Rubens had several paintings in his career where he would begin work on them before taking a long break of several years and then returning to complete them. Prometheus Bound was one of those - initially started around 1611 before finally being finished around seven years later. This is likely down to the artist's personal interest and enthusiasm around this particular work as he was to keep it in his own collection for many years after it was finished.
The cruel tale of Prometheus was how he was chained to a rock and pecked at by wild birds as punishment for steeling fire from the gods in order to benefit humanity. The wrath of Zeus was strong and to be feared. The continual cycle of pain followed by regeneration has a somewhat Hellish feel to it, with these powerful emotions being sufficient inspiration for most artists.
Frans Snyders painted the eagle within this painting and at this time in the Flemish regions collaboration was very common between respected artists. Synders himself was best known for paintings of animals as well as still-lifes and Rubens was happy to allow him to contribute here. Several artists have built a reputation for stunning depictions of animals, most of all perhaps George Stubbs, who went to extraordinary lengths to ensure anatomical accuracy.

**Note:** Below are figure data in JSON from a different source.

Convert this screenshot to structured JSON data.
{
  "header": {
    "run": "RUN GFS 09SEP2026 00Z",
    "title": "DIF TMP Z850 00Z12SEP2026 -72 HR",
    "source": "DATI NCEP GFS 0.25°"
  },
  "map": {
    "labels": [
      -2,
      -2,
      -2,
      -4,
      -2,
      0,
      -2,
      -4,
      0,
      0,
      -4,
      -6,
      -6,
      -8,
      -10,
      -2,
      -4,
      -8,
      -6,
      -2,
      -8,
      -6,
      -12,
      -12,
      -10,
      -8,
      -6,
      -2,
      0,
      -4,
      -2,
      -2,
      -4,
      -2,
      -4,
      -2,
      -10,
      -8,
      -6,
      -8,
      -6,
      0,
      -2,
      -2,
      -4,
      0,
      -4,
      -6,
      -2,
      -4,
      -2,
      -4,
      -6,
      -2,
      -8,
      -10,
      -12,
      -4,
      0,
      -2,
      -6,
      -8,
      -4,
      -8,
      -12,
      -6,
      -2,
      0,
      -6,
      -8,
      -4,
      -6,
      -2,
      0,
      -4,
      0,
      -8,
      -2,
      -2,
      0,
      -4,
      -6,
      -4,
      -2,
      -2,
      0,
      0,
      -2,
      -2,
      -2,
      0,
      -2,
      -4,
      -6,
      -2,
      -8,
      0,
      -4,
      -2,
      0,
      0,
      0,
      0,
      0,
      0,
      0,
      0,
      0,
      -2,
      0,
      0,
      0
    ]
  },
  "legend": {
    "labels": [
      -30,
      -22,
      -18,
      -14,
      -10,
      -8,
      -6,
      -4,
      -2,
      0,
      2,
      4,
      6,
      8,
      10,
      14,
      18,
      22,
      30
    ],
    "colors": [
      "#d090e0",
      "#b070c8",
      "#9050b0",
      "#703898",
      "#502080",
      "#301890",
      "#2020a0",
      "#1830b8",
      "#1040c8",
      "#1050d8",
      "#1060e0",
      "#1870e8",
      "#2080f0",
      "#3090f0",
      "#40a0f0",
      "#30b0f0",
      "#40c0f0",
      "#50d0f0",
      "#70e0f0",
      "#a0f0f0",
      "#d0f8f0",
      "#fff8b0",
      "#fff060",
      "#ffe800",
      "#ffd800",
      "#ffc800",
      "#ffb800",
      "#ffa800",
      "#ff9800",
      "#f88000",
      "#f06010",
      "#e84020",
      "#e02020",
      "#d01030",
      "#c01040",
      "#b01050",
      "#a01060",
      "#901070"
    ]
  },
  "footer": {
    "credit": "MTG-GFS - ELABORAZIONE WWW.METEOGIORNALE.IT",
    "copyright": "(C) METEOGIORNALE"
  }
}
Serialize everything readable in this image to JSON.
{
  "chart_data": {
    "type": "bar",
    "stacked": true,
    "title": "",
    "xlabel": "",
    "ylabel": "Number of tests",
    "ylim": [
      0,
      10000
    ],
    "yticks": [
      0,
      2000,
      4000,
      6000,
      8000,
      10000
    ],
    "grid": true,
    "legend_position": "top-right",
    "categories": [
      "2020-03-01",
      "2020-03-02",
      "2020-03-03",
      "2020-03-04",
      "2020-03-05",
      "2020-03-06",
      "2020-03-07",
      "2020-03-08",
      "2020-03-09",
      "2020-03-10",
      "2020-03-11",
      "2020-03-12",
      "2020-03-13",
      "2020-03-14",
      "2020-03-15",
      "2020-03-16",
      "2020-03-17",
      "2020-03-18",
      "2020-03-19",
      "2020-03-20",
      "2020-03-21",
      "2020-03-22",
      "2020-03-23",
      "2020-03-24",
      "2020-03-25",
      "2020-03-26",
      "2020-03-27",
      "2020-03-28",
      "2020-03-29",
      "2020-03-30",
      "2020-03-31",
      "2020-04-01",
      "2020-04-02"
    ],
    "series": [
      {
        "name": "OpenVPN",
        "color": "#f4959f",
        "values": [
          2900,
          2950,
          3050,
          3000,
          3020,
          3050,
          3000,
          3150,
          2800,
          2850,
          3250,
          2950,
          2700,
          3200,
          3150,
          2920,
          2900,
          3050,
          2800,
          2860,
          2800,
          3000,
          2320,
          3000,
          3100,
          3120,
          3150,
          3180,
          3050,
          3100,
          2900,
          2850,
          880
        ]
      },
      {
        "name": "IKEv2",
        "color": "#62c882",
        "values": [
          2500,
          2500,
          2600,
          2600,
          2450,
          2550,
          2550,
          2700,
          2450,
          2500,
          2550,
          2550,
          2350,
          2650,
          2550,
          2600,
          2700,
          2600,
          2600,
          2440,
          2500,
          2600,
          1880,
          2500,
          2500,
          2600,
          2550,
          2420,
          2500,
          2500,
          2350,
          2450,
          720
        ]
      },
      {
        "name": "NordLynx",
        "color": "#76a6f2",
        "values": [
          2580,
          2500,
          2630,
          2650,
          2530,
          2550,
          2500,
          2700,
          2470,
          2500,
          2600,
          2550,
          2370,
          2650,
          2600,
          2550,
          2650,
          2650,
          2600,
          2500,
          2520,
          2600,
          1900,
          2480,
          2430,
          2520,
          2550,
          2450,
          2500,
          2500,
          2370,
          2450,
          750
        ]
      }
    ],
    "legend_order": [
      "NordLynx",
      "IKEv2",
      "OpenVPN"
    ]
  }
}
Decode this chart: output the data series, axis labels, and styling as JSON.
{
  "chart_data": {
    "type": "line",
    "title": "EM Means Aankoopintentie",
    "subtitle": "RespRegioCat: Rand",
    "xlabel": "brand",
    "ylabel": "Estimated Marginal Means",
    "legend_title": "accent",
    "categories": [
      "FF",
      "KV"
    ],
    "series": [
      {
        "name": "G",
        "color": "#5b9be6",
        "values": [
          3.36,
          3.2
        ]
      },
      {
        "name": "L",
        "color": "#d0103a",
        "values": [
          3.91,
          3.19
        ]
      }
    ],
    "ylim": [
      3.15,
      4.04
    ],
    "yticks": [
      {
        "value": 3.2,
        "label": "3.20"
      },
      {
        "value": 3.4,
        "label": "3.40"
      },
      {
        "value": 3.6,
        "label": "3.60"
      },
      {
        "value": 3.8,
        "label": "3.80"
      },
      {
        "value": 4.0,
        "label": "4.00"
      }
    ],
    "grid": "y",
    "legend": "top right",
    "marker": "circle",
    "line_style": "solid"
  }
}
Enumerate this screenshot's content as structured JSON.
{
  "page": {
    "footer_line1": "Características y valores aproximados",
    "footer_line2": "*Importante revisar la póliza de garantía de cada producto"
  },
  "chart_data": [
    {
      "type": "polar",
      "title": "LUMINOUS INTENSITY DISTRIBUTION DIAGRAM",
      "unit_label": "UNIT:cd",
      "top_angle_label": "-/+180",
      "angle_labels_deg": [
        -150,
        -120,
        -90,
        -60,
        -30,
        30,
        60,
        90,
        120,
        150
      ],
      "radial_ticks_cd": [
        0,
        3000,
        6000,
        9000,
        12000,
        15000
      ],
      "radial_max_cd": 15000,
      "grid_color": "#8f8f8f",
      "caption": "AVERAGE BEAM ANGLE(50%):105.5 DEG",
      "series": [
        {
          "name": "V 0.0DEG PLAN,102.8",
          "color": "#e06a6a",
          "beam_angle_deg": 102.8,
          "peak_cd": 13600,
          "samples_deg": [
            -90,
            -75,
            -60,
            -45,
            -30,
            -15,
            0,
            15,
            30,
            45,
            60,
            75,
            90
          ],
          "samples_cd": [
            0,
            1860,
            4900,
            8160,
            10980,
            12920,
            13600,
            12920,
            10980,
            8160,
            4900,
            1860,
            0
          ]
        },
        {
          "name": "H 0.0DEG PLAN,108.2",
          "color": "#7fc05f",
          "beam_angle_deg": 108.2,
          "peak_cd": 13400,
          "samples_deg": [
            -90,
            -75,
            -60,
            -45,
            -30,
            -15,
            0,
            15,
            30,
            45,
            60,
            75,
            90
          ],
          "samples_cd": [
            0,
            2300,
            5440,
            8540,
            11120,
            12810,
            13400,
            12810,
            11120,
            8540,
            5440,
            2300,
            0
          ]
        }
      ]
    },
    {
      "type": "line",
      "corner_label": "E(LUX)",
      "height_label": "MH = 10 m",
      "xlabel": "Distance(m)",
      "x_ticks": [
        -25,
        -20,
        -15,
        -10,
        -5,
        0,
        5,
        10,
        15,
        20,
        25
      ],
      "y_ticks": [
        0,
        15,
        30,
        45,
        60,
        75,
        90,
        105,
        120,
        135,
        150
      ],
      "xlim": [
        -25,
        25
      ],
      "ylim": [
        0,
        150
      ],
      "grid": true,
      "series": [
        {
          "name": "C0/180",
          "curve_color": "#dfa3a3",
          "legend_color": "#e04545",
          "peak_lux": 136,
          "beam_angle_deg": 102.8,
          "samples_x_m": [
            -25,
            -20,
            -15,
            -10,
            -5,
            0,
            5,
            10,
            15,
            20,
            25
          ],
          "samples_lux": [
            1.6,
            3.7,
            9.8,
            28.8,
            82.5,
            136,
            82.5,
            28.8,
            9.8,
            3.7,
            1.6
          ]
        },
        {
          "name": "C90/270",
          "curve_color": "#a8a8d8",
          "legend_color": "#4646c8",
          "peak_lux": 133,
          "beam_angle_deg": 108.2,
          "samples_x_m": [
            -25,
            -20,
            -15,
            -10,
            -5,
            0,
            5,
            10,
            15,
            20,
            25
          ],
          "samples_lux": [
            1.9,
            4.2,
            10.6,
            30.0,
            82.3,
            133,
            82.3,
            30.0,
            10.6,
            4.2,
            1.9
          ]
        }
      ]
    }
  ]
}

The Philadelphia Museum of Art in Pennsylvania, USA is an impressive institution with some highly significant artworks within its permanent collection. They cover many different topics, such as Asian art, weaponary, armour and paintings from the Renaissance all the way up to movements like Cubism and Modernism.
The highlights from this museum include Pieta by El Greco, Epiphany by Hieronymus Bosch, The Burning of the Houses of Lords and Commons by William Turner, The Battle of The Alabama and Kearsarge by Edouard Manet and Japanese Bridge and Water Lilies by Claude Monet. It is also significant to find this Rubens painting there, as most of his work remains in Europe often in the countries where he produced them.